The term deep linking was first used in the context of search engine optimization (SEO) to describe the practice of linking to a website's internal pages rather than to its homepage. As an SEO strategy, deep linking allows site users to more easily find the specific content they're looking for while simultaneously improving a website's relevancy in search engine results by connecting keyword-rich hyperlinks on one interior site page to keyword-rich content on another internal page [source: Patel].
In the world of mobile apps and app development, deep links are essentially URLs for the inside of an app [sources: Deeplink, MobileDeepLinking]. Just as deep links on a website help bring users directly to the content they are looking for, deep linking between apps connects a unique URL to a specific action, connecting users to the content they're seeking [source: MobileDeepLinking]. For example, if a user with a travel app installed on his or her phone does a Google search for "hotel deals," clicking on a link in the search results could open the travel app instead of a web page [source: Hsiao].

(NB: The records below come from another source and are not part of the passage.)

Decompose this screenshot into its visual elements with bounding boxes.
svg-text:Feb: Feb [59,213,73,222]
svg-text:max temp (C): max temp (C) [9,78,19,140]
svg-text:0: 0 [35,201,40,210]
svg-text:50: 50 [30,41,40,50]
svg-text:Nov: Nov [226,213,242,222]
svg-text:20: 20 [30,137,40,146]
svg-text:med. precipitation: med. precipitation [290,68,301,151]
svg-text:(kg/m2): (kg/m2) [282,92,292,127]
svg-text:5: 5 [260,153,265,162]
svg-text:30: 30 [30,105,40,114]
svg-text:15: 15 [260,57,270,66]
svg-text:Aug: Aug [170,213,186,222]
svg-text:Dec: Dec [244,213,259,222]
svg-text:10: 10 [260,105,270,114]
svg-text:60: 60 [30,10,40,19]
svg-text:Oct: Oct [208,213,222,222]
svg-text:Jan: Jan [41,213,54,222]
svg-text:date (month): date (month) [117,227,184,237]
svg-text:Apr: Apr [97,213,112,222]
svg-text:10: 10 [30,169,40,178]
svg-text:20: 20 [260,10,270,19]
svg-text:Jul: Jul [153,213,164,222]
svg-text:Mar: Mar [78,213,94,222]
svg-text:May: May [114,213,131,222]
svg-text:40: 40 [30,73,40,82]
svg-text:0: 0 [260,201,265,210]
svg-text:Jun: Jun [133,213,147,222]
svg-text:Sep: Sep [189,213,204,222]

To put it another way, deep linking understands which types of links are utilized by which apps [source: Lardinois]. Today, if you have a banking app installed on your phone, and you receive an email notifying you that your online statement is available, clicking on the "View your statement" link in the email will take you to your bank's website, where you need to go through the standard login process and navigate to the statement online. With deep linking, clicking on the same link in an email on your phone would instead launch your banking app, taking you directly to the information you're looking for.